Ucciso durante un’aggressione razzista

Emmanuel Chidi e a moglie Chimiary
Emmanuel Chidi e a moglie Chimiary

Orribile episodio di razzismo a Fermo, nelle Marche. Un giovane nigeriano è morto a seguito di una brutale aggressione razzista. Il giovane, Emmanuel Chidi Namdi, 36 anni, stava camminando con la moglie, Chimiary, 24 anni, quando è stato aggredito da un 35enne, un ultrà della Fermana, la locale squadra di calcio, un individuo già noto alle forze dell’ordine. L’ultrà ha insultato Emmanuel e sua moglie, chiamandole “scimmie africane”, poi ha strattonato la donna. Il nigeriano ha reagito per difendere la compagna ed è stato aggredito a calci e pugni. Picchiato con violenza anche quando era già a terra.
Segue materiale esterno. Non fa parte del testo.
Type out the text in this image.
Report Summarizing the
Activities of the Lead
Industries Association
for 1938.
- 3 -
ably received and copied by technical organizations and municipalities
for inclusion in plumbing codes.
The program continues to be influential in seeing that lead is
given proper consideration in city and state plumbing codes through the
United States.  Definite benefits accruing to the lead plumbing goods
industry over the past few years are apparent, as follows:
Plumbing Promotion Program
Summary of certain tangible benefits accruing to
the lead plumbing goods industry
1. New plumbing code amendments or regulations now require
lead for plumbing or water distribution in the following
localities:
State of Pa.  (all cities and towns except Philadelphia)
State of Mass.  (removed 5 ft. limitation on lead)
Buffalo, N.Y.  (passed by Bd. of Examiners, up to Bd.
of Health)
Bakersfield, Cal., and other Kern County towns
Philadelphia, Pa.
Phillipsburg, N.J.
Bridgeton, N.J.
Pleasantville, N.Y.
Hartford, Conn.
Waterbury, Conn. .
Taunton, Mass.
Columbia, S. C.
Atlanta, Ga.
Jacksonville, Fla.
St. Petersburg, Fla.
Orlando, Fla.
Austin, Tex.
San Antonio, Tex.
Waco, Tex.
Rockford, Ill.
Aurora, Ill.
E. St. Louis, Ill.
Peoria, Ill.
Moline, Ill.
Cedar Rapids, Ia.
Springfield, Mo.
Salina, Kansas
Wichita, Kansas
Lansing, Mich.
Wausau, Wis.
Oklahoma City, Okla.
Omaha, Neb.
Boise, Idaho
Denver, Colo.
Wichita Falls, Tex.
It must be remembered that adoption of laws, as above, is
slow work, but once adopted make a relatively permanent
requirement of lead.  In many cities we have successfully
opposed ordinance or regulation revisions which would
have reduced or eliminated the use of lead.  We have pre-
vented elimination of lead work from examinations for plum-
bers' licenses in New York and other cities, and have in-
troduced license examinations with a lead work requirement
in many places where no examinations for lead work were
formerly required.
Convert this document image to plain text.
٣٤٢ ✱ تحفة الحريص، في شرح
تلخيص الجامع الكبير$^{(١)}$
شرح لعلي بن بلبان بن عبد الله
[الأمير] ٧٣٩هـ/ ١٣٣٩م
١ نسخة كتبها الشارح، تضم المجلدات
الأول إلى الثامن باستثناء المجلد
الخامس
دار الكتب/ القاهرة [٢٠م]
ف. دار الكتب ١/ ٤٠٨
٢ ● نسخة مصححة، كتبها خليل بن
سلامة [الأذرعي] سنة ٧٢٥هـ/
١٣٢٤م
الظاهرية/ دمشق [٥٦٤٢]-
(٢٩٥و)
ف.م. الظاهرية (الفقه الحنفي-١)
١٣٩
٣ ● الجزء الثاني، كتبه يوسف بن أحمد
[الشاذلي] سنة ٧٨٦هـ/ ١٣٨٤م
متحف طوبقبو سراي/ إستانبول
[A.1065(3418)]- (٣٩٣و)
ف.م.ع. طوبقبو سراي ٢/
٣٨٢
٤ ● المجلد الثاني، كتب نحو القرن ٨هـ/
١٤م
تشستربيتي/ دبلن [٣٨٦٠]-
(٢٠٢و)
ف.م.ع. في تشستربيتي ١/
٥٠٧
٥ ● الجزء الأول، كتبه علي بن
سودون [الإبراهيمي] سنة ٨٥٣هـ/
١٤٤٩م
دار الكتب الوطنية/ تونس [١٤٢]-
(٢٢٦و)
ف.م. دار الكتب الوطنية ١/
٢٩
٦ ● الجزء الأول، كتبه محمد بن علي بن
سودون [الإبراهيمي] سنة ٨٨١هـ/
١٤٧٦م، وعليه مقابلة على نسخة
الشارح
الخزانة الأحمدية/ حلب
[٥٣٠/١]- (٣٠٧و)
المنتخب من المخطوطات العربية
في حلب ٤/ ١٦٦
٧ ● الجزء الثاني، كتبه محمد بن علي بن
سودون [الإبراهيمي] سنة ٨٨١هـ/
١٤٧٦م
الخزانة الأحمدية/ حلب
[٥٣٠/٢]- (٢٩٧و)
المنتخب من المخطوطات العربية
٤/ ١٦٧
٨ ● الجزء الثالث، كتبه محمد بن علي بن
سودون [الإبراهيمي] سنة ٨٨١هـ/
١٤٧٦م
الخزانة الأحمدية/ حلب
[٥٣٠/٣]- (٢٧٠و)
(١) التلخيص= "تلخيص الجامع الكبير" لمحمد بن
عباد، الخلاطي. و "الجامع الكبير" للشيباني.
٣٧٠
L’aggressione è avvenuta il 5 luglio. Le condizioni di Emmanuel Chidi sono apparse subito gravi. L’uomo è stato ricoverato in coma e è ieri, purtroppo, è morto. L’episodio ha suscitato profondo sconcerto in una comunità di solito tranquilla. Anche se nella zona nei mesi scorsi diverse chiese erano state prese di mira da piccoli attentati dinamitardi, da parte di ignoti, per protestare contro l’accoglienza dei migranti da parte della diocesi. Don Vinicio Albanesi, che dava accoglienza a Emmanuel e alla moglie,ha definito la brutale aggressione una “provocazione a freddo” proveniente dallo stesso “giro delle bombe davanti alle chiese di Fermo”. Ferma la condanna da parte delle autorità di governo. Oggi a Fermo si riunirà il comitato per l’ordine e la sicurezza pubblica, alla presenza del Ministro dell’Interno Alfano. Emmanuel Chidi Namdi era un richiedente asilo di fede cristiana, insieme alla compagna Chimary era scappato dalla Nigeria dalle violenze di Boko Haram.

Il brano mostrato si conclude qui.